David, your policy excluded the ability for cachefilesd_t to create directories in cachefiles_var_t?  Was this a mistake?

(In reply to comment #21)

> But cachefilesd would not start, it needs "create" access too:

cachefilesd will only create one thing - and that's its pid file, but that doesn't seem to be the issue here.  That's covered by different security labels and has a different filename to that appearing in the audit log.

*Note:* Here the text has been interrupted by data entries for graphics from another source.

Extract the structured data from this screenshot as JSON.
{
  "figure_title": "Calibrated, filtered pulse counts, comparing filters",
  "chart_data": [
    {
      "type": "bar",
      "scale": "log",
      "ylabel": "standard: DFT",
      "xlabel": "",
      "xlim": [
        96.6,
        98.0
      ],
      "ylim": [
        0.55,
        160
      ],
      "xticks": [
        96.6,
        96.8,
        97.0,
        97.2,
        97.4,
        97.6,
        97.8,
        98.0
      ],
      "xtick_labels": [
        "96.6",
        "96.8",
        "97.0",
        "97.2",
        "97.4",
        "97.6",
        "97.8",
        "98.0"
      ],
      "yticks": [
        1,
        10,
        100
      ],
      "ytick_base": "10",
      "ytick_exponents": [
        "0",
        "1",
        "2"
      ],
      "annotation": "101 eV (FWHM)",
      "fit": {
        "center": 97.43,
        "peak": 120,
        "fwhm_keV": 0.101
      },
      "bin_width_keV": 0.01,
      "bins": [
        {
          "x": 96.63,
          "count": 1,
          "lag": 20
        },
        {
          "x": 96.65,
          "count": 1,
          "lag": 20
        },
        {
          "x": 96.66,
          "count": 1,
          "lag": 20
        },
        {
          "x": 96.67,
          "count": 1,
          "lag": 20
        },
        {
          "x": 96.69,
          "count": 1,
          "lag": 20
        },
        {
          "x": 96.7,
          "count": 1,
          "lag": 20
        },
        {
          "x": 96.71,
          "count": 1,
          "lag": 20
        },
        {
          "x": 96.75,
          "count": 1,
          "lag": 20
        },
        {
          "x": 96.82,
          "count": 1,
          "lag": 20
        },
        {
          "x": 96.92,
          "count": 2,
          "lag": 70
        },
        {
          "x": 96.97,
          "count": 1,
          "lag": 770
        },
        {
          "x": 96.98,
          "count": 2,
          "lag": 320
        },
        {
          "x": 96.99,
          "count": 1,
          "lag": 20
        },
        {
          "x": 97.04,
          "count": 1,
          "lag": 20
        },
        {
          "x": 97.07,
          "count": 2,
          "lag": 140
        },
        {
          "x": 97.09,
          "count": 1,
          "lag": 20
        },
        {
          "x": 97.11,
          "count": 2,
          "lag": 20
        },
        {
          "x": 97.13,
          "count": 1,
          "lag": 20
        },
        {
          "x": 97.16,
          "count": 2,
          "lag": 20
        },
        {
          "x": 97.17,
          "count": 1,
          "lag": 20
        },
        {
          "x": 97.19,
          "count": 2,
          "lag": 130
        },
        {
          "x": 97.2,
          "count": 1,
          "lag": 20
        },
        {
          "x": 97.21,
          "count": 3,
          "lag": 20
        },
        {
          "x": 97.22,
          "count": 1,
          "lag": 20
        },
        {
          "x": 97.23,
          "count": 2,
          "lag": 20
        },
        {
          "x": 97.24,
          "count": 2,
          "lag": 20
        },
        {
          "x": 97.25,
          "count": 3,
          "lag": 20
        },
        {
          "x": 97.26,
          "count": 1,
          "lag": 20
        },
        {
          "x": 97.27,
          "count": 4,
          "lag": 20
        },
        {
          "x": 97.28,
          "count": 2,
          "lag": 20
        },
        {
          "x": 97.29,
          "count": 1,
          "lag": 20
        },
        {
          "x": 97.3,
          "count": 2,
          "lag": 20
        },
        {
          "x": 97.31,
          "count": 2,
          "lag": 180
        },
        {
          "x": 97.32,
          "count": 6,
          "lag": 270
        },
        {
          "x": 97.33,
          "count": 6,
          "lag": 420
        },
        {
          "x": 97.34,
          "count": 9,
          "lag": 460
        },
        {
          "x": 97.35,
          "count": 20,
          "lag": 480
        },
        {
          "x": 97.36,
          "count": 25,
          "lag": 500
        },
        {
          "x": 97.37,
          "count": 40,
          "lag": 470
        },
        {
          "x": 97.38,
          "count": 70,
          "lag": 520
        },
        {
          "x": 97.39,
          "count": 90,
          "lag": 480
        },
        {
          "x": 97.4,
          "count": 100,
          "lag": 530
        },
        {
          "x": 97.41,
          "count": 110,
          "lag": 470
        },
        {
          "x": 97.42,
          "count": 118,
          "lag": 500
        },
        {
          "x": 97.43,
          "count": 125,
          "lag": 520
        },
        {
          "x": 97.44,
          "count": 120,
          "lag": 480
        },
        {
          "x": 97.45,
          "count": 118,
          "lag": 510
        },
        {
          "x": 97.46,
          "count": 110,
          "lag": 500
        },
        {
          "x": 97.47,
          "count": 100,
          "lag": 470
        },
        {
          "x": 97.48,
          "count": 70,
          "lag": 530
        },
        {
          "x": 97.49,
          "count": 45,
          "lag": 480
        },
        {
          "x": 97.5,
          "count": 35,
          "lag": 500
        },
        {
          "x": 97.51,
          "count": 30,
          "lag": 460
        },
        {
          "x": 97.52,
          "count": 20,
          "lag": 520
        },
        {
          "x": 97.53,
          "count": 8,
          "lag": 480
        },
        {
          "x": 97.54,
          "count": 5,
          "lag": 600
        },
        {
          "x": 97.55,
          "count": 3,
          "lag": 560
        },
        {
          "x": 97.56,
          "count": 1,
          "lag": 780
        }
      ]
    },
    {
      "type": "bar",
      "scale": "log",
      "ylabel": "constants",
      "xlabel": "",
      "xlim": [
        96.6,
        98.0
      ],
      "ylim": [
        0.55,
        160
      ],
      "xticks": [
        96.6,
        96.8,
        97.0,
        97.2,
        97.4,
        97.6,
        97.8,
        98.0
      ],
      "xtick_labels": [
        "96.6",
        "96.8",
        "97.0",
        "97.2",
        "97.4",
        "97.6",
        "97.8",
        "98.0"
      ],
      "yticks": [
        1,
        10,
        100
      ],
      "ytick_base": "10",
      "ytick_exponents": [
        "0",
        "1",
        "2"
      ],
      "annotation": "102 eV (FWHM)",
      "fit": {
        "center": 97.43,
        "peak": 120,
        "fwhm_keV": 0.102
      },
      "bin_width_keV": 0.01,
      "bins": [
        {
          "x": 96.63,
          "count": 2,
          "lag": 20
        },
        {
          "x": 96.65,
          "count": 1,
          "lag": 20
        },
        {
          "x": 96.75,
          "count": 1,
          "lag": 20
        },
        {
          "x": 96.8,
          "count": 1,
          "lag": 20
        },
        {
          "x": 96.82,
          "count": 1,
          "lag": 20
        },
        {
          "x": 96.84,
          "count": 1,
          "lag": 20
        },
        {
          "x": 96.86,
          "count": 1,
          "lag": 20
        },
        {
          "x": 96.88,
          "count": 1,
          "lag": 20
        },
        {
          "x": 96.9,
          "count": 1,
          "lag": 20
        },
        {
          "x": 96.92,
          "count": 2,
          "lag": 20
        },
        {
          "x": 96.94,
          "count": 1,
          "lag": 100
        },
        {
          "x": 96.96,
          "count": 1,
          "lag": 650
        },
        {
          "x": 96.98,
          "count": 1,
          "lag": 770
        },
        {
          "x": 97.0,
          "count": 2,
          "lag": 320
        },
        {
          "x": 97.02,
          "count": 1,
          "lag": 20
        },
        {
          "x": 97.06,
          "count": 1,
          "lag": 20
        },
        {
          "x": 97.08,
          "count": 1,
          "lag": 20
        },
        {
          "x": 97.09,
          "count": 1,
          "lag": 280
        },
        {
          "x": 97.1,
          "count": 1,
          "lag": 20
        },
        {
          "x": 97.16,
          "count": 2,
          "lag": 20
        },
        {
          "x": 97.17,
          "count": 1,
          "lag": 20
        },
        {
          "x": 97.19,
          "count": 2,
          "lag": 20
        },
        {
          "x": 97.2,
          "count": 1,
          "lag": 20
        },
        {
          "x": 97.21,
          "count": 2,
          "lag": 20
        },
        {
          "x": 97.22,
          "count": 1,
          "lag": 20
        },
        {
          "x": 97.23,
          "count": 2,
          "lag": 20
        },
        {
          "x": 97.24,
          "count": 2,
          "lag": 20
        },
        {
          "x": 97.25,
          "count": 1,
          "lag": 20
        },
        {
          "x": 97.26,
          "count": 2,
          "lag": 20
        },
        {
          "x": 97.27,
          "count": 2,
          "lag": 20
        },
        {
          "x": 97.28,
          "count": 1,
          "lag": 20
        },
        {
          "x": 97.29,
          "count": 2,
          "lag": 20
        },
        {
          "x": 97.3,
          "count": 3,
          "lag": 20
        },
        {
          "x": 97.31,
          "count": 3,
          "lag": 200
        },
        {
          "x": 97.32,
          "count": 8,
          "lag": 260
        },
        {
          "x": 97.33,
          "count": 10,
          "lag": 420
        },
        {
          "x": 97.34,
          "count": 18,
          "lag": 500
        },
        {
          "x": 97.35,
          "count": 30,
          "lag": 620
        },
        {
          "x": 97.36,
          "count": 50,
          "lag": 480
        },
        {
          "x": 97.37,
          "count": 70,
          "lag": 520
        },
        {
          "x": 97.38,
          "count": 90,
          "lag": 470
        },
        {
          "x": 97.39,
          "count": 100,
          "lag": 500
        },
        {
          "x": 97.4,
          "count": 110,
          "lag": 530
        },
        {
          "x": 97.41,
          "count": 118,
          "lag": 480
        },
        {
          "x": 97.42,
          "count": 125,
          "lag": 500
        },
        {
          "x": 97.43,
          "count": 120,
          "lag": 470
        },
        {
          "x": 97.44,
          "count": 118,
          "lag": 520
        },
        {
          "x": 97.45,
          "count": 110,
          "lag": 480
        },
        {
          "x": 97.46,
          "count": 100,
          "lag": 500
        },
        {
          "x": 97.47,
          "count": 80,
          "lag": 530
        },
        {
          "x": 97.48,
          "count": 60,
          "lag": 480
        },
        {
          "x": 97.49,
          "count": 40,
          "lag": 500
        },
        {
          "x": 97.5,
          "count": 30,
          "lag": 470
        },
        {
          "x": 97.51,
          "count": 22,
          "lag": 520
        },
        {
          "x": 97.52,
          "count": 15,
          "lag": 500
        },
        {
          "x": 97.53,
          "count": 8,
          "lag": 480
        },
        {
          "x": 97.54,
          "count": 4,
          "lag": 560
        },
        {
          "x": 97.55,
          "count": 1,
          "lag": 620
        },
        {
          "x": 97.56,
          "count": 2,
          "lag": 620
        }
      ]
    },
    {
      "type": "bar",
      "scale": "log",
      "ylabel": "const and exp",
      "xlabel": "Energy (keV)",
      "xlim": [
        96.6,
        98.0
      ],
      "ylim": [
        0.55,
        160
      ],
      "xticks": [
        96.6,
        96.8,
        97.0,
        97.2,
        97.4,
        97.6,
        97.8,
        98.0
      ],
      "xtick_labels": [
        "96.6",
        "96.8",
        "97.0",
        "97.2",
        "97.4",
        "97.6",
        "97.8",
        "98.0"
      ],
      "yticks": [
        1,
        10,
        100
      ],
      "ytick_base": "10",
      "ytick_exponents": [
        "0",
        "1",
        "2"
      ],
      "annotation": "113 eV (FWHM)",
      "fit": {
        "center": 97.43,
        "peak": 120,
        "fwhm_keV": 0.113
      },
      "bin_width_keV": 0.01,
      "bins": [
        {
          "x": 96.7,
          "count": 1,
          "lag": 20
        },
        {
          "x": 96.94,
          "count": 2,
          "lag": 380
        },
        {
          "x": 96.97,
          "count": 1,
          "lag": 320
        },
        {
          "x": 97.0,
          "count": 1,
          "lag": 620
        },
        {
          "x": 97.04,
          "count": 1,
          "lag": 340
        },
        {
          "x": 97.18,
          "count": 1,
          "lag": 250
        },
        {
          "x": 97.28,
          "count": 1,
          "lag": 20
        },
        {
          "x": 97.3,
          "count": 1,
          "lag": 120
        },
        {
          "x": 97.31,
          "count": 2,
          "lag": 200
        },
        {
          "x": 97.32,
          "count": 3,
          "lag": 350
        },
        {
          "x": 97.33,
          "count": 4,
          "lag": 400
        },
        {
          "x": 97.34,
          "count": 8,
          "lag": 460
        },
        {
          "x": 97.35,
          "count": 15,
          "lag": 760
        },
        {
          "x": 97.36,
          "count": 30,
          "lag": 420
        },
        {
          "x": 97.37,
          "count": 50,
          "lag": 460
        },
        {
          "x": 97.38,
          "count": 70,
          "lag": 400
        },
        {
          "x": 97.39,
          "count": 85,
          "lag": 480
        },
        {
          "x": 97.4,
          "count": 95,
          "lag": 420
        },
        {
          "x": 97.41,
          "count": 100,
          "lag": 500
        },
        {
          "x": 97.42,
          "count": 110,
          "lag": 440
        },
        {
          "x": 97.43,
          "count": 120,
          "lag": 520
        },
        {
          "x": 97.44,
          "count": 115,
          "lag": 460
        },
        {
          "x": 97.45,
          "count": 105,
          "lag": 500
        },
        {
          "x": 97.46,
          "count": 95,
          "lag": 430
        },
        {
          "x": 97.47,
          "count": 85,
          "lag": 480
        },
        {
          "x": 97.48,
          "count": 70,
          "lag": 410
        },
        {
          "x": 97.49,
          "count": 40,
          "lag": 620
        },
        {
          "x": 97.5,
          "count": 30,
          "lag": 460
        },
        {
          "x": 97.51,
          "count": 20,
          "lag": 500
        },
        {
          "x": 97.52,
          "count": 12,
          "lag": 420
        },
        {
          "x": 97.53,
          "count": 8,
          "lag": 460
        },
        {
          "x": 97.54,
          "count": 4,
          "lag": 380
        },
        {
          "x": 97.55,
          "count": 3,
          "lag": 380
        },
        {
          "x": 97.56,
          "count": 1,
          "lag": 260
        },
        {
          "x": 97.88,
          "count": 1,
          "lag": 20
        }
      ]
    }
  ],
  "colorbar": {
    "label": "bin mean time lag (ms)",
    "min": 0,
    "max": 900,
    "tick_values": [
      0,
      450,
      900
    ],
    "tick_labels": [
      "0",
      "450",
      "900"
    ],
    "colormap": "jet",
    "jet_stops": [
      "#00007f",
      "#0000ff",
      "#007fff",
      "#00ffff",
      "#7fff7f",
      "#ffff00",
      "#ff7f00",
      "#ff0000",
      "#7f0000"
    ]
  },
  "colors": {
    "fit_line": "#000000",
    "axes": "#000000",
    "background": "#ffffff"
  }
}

> node=disko.int.consol.us type=AVC msg=audit(1271963784.881:24400): avc:  denied
>  { create } for  pid=5603 comm="cachefilesd" name="fscache" dev=sda3 ino=395213
> scontext=unconfined_u:system_r:cachefilesd_t:s0
> tcontext=system_u:object_r:cachefiles_var_t:s0 tclass=dir

Can you show me what's in your /etc/cachefilesd.conf?  And am I right in thinking you have the cachefilesd-0.9 RPM installed, not the cachefilesd-0.10 RPM?

Do you have:

    secctx system_u:system_r:cachefiles_kernel_t:s0

in your config file?  If you don't have that, the kernel module will try and use cachefilesd's security context for accessing the cache, rather than its own.

> node=disko.int.consol.us type=SYSCALL msg=audit(1271963784.881:24400):
> arch=c000003e syscall=1 ...

The syscall number seems to indicate this is an exit syscall.

# rpm -q cachefilesd
cachefilesd-0.9-3.fc12.x86_64

I installed via the FC13-RC5 iso and upgrading quite often since then. Where can I find cachefilesd-0.10?

# grep ^[a-z] /etc/cachefilesd.conf 
dir /var/cache/fscache
tag mycache
brun 10%
bcull 7%
bstop 3%
frun 10%
fcull 7%
fstop 3%

# ls -ldZ /var/cache/fscache /var/run/
drwx------. root root system_u:object_r:cachefiles_var_t:s0 /var/cache/fscache
drwxr-xr-x. root root system_u:object_r:var_run_t:s0        /var/run/

No, I did not have the secctx option in my config file. But when I put it in, cachefilesd works! Thanks!

So, I'd have to file a bug against cachefilesd then?

This bug is currently assigned to cachefilesd

cachefilesd-0.10.1-1.fc13 has been submitted as an update for Fedora 13.
http://admin.fedoraproject.org/updates/cachefilesd-0.10.1-1.fc13

cachefilesd-0.10.1-1.fc13 has been pushed to the Fedora 13 stable repository.  If problems still persist, please make note of it in this bug report.